Increased safety type “e” is an explosion-proof type of electrical equipment, i.e., additional measures are taken to increase the safety of electrical equipment to prevent the possibility of generating dangerous temperatures, arcs and sparks in normal operation or under specified abnormal conditions.

When different parts of an electrical device or Ex components using different explosion-proof type, explosion-proof signs should include all the explosion-proof type symbols used, explosion-proof type symbols should be arranged in alphabetical order, there should be a small interval between them. In practice, explosion-proof compound (Ex d e) explosion-proof electrical products generally have two structures are most widely used:

1. Explosion-proof electrical products, such as explosion-proof lighting (power) distribution box, explosion-proof magnetic starter, etc., are formed by the combination of explosion-proof cavity and safety-enhancing cavity. This structure for the different parts of the electrical equipment, respectively, the use of explosion-proof and increased safety of the explosion-proof type, as shown in the figure below. 2. Increased safety cavity installed inside the explosion-proof or explosion-proof and increased safety composite Ex components of the explosion-proof electrical products, such as explosion-proof lighting switches, explosion-proof corrosion-resistant columns and other electrical products.
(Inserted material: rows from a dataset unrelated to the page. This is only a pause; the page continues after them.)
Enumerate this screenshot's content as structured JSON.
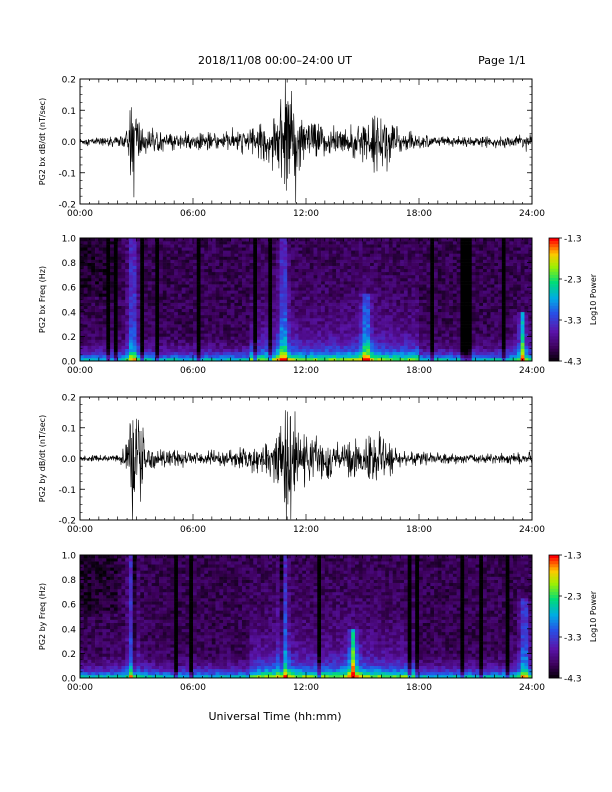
{
  "header": {
    "title": "2018/11/08  00:00–24:00 UT",
    "page": "Page 1/1"
  },
  "xlabel": "Universal Time (hh:mm)",
  "chart_data": [
    {
      "type": "line",
      "ylabel": "PG2 bx dB/dt (nT/sec)",
      "xlim_hours": [
        0,
        24
      ],
      "ylim": [
        -0.2,
        0.2
      ],
      "xticks": [
        "00:00",
        "06:00",
        "12:00",
        "18:00",
        "24:00"
      ],
      "yticks": [
        "-0.2",
        "-0.1",
        "0.0",
        "0.1",
        "0.2"
      ],
      "envelope": {
        "x_hours": [
          0,
          2,
          2.4,
          2.6,
          2.7,
          2.8,
          2.9,
          3.0,
          3.2,
          3.5,
          4,
          5,
          6,
          8,
          9,
          10,
          10.5,
          10.8,
          11,
          11.2,
          11.5,
          12,
          13,
          14,
          15,
          15.5,
          16,
          16.3,
          16.5,
          17,
          18,
          20,
          22,
          24
        ],
        "amplitude": [
          0.012,
          0.014,
          0.03,
          0.06,
          0.12,
          0.18,
          0.2,
          0.13,
          0.07,
          0.04,
          0.03,
          0.025,
          0.022,
          0.03,
          0.04,
          0.06,
          0.09,
          0.16,
          0.2,
          0.15,
          0.1,
          0.07,
          0.05,
          0.04,
          0.05,
          0.07,
          0.09,
          0.1,
          0.06,
          0.04,
          0.02,
          0.015,
          0.015,
          0.02
        ]
      }
    },
    {
      "type": "heatmap",
      "ylabel": "PG2 bx Freq (Hz)",
      "colorbar_label": "Log10 Power",
      "colorbar_ticks": [
        "-1.3",
        "-2.3",
        "-3.3",
        "-4.3"
      ],
      "clim": [
        -4.3,
        -1.3
      ],
      "xlim_hours": [
        0,
        24
      ],
      "ylim": [
        0,
        1.0
      ],
      "xticks": [
        "00:00",
        "06:00",
        "12:00",
        "18:00",
        "24:00"
      ],
      "yticks": [
        "0.0",
        "0.2",
        "0.4",
        "0.6",
        "0.8",
        "1.0"
      ],
      "hotspots_hours": [
        [
          2.8,
          1.0
        ],
        [
          10.8,
          1.0
        ],
        [
          15.2,
          0.55
        ],
        [
          23.5,
          0.4
        ]
      ]
    },
    {
      "type": "line",
      "ylabel": "PG2 by dB/dt (nT/sec)",
      "xlim_hours": [
        0,
        24
      ],
      "ylim": [
        -0.2,
        0.2
      ],
      "xticks": [
        "00:00",
        "06:00",
        "12:00",
        "18:00",
        "24:00"
      ],
      "yticks": [
        "-0.2",
        "-0.1",
        "0.0",
        "0.1",
        "0.2"
      ],
      "envelope": {
        "x_hours": [
          0,
          2,
          2.4,
          2.6,
          2.8,
          2.9,
          3.0,
          3.2,
          3.5,
          4,
          5,
          6,
          8,
          9,
          10,
          10.5,
          10.8,
          11,
          11.3,
          11.6,
          12,
          13,
          14,
          15,
          15.5,
          16,
          16.5,
          17,
          18,
          20,
          22,
          24
        ],
        "amplitude": [
          0.008,
          0.012,
          0.04,
          0.09,
          0.16,
          0.2,
          0.2,
          0.12,
          0.05,
          0.03,
          0.025,
          0.02,
          0.03,
          0.035,
          0.05,
          0.08,
          0.14,
          0.2,
          0.15,
          0.1,
          0.07,
          0.06,
          0.05,
          0.055,
          0.07,
          0.06,
          0.045,
          0.03,
          0.02,
          0.015,
          0.015,
          0.018
        ]
      }
    },
    {
      "type": "heatmap",
      "ylabel": "PG2 by Freq (Hz)",
      "colorbar_label": "Log10 Power",
      "colorbar_ticks": [
        "-1.3",
        "-2.3",
        "-3.3",
        "-4.3"
      ],
      "clim": [
        -4.3,
        -1.3
      ],
      "xlim_hours": [
        0,
        24
      ],
      "ylim": [
        0,
        1.0
      ],
      "xticks": [
        "00:00",
        "06:00",
        "12:00",
        "18:00",
        "24:00"
      ],
      "yticks": [
        "0.0",
        "0.2",
        "0.4",
        "0.6",
        "0.8",
        "1.0"
      ],
      "hotspots_hours": [
        [
          2.8,
          1.0
        ],
        [
          10.8,
          1.0
        ],
        [
          14.5,
          0.4
        ],
        [
          23.6,
          0.65
        ]
      ]
    }
  ]
}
This structure is the main body of the electrical equipment for the increased safety, with Ex components using explosion-proof or explosion-proof increased safety explosion-proof type, as shown in the figure below.
     However, it should be noted that the structure of the introduction of the device through the head and the equipment shell installed between the rubber gasket, and through the screw from the equipment shell internal fastening, as shown below, does not meet the requirements of the explosion-proof shell, can be used for the increased safety shell.
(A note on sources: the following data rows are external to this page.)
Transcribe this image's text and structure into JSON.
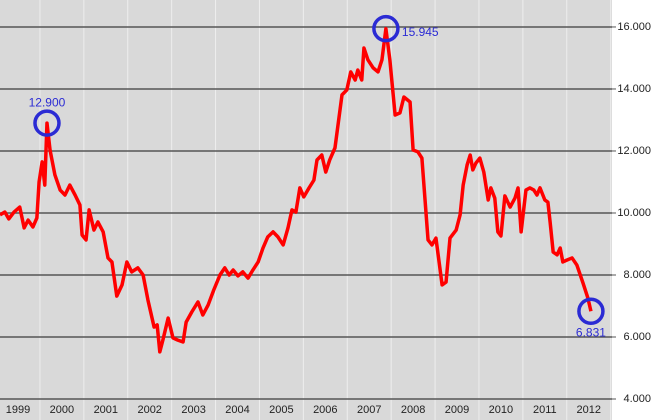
{
  "chart_data": {
    "type": "line",
    "x": [
      1999.09,
      1999.2,
      1999.29,
      1999.41,
      1999.54,
      1999.64,
      1999.73,
      1999.84,
      1999.93,
      1999.98,
      2000.05,
      2000.11,
      2000.16,
      2000.23,
      2000.34,
      2000.46,
      2000.57,
      2000.68,
      2000.8,
      2000.91,
      2000.96,
      2001.05,
      2001.12,
      2001.23,
      2001.32,
      2001.44,
      2001.55,
      2001.64,
      2001.75,
      2001.87,
      2001.98,
      2002.09,
      2002.23,
      2002.35,
      2002.46,
      2002.6,
      2002.67,
      2002.73,
      2002.8,
      2002.92,
      2003.03,
      2003.14,
      2003.26,
      2003.33,
      2003.46,
      2003.6,
      2003.71,
      2003.83,
      2003.96,
      2004.1,
      2004.21,
      2004.31,
      2004.4,
      2004.51,
      2004.62,
      2004.74,
      2004.85,
      2004.97,
      2005.08,
      2005.19,
      2005.31,
      2005.42,
      2005.54,
      2005.65,
      2005.74,
      2005.83,
      2005.92,
      2006.01,
      2006.13,
      2006.24,
      2006.31,
      2006.42,
      2006.51,
      2006.6,
      2006.72,
      2006.88,
      2006.99,
      2007.08,
      2007.18,
      2007.24,
      2007.33,
      2007.38,
      2007.47,
      2007.59,
      2007.7,
      2007.79,
      2007.88,
      2007.97,
      2008.09,
      2008.2,
      2008.29,
      2008.43,
      2008.5,
      2008.61,
      2008.7,
      2008.84,
      2008.93,
      2009.02,
      2009.16,
      2009.25,
      2009.34,
      2009.48,
      2009.57,
      2009.64,
      2009.73,
      2009.8,
      2009.86,
      2009.93,
      2010.02,
      2010.11,
      2010.21,
      2010.27,
      2010.36,
      2010.43,
      2010.5,
      2010.59,
      2010.71,
      2010.82,
      2010.89,
      2010.96,
      2011.07,
      2011.16,
      2011.25,
      2011.32,
      2011.39,
      2011.5,
      2011.57,
      2011.62,
      2011.69,
      2011.78,
      2011.85,
      2011.91,
      2012.0,
      2012.12,
      2012.23,
      2012.37,
      2012.48,
      2012.55
    ],
    "series": [
      {
        "color": "#ff0000",
        "values": [
          9.94,
          10.03,
          9.81,
          10.03,
          10.19,
          9.52,
          9.77,
          9.55,
          9.84,
          11.0,
          11.65,
          10.9,
          12.9,
          12.03,
          11.23,
          10.74,
          10.58,
          10.9,
          10.58,
          10.26,
          9.29,
          9.13,
          10.1,
          9.45,
          9.71,
          9.39,
          8.55,
          8.42,
          7.32,
          7.68,
          8.42,
          8.1,
          8.23,
          8.0,
          7.19,
          6.32,
          6.39,
          5.52,
          5.9,
          6.61,
          5.97,
          5.9,
          5.84,
          6.48,
          6.81,
          7.13,
          6.71,
          7.03,
          7.52,
          8.0,
          8.23,
          8.0,
          8.16,
          7.97,
          8.1,
          7.9,
          8.16,
          8.42,
          8.87,
          9.23,
          9.39,
          9.23,
          8.97,
          9.52,
          10.1,
          10.03,
          10.81,
          10.52,
          10.81,
          11.06,
          11.71,
          11.87,
          11.32,
          11.71,
          12.1,
          13.81,
          13.97,
          14.55,
          14.29,
          14.61,
          14.29,
          15.32,
          14.94,
          14.68,
          14.55,
          14.94,
          15.945,
          14.94,
          13.16,
          13.23,
          13.74,
          13.58,
          12.03,
          11.97,
          11.77,
          9.13,
          8.97,
          9.19,
          7.68,
          7.77,
          9.19,
          9.45,
          9.94,
          10.9,
          11.55,
          11.87,
          11.39,
          11.61,
          11.77,
          11.32,
          10.42,
          10.81,
          10.48,
          9.39,
          9.26,
          10.55,
          10.19,
          10.48,
          10.81,
          9.39,
          10.74,
          10.81,
          10.74,
          10.58,
          10.81,
          10.42,
          10.35,
          9.71,
          8.74,
          8.65,
          8.87,
          8.42,
          8.48,
          8.55,
          8.32,
          7.74,
          7.26,
          6.831
        ],
        "value_labels": [
          null,
          null,
          null,
          null,
          null,
          null,
          null,
          null,
          null,
          null,
          null,
          null,
          "12.900",
          null,
          null,
          null,
          null,
          null,
          null,
          null,
          null,
          null,
          null,
          null,
          null,
          null,
          null,
          null,
          null,
          null,
          null,
          null,
          null,
          null,
          null,
          null,
          null,
          null,
          null,
          null,
          null,
          null,
          null,
          null,
          null,
          null,
          null,
          null,
          null,
          null,
          null,
          null,
          null,
          null,
          null,
          null,
          null,
          null,
          null,
          null,
          null,
          null,
          null,
          null,
          null,
          null,
          null,
          null,
          null,
          null,
          null,
          null,
          null,
          null,
          null,
          null,
          null,
          null,
          null,
          null,
          null,
          null,
          null,
          null,
          null,
          null,
          "15.945",
          null,
          null,
          null,
          null,
          null,
          null,
          null,
          null,
          null,
          null,
          null,
          null,
          null,
          null,
          null,
          null,
          null,
          null,
          null,
          null,
          null,
          null,
          null,
          null,
          null,
          null,
          null,
          null,
          null,
          null,
          null,
          null,
          null,
          null,
          null,
          null,
          null,
          null,
          null,
          null,
          null,
          null,
          null,
          null,
          null,
          null,
          null,
          null,
          null,
          null,
          "6.831"
        ]
      }
    ],
    "annotation_color": "#2b2bd4",
    "xlim": [
      1999.09,
      2013.03
    ],
    "xticks": [
      {
        "value": 1999.5,
        "label": "1999"
      },
      {
        "value": 2000.5,
        "label": "2000"
      },
      {
        "value": 2001.5,
        "label": "2001"
      },
      {
        "value": 2002.5,
        "label": "2002"
      },
      {
        "value": 2003.5,
        "label": "2003"
      },
      {
        "value": 2004.5,
        "label": "2004"
      },
      {
        "value": 2005.5,
        "label": "2005"
      },
      {
        "value": 2006.5,
        "label": "2006"
      },
      {
        "value": 2007.5,
        "label": "2007"
      },
      {
        "value": 2008.5,
        "label": "2008"
      },
      {
        "value": 2009.5,
        "label": "2009"
      },
      {
        "value": 2010.5,
        "label": "2010"
      },
      {
        "value": 2011.5,
        "label": "2011"
      },
      {
        "value": 2012.5,
        "label": "2012"
      }
    ],
    "ylim": [
      4,
      16.87
    ],
    "yticks": [
      {
        "value": 4,
        "label": "4.000"
      },
      {
        "value": 6,
        "label": "6.000"
      },
      {
        "value": 8,
        "label": "8.000"
      },
      {
        "value": 10,
        "label": "10.000"
      },
      {
        "value": 12,
        "label": "12.000"
      },
      {
        "value": 14,
        "label": "14.000"
      },
      {
        "value": 16,
        "label": "16.000"
      }
    ],
    "grid": true
  }
}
As a result, if the equipment nameplate explosion-proof marking of the explosion-proof type for the explosion-proof Zengan composite type, and the existence of the following structure, it can be determined that the product does not meet the explosion-proof requirements: 1. single-cavity electrical equipment, the introduction of the device there is a structure shown in Figure 3, and the internal presence of circuit breakers, power supply modules, household plugs, non-intrinsically safe circuit boards and other ignition components. Ans: The enclosure with the above structure cannot be used as an explosion-proof enclosure, and the ignition elements cannot be installed inside the safety-enhancing enclosure, as shown in the figure below.   

A single-chamber equipment introduction device exists in the configuration shown in Figure 4 and does not contain an internal element with an explosion-proof structure.
    Explanation: The device does not have an explosion-proof structure and does not correspond to the explosion-proof type in the explosion-proof marking, as shown in the figure below.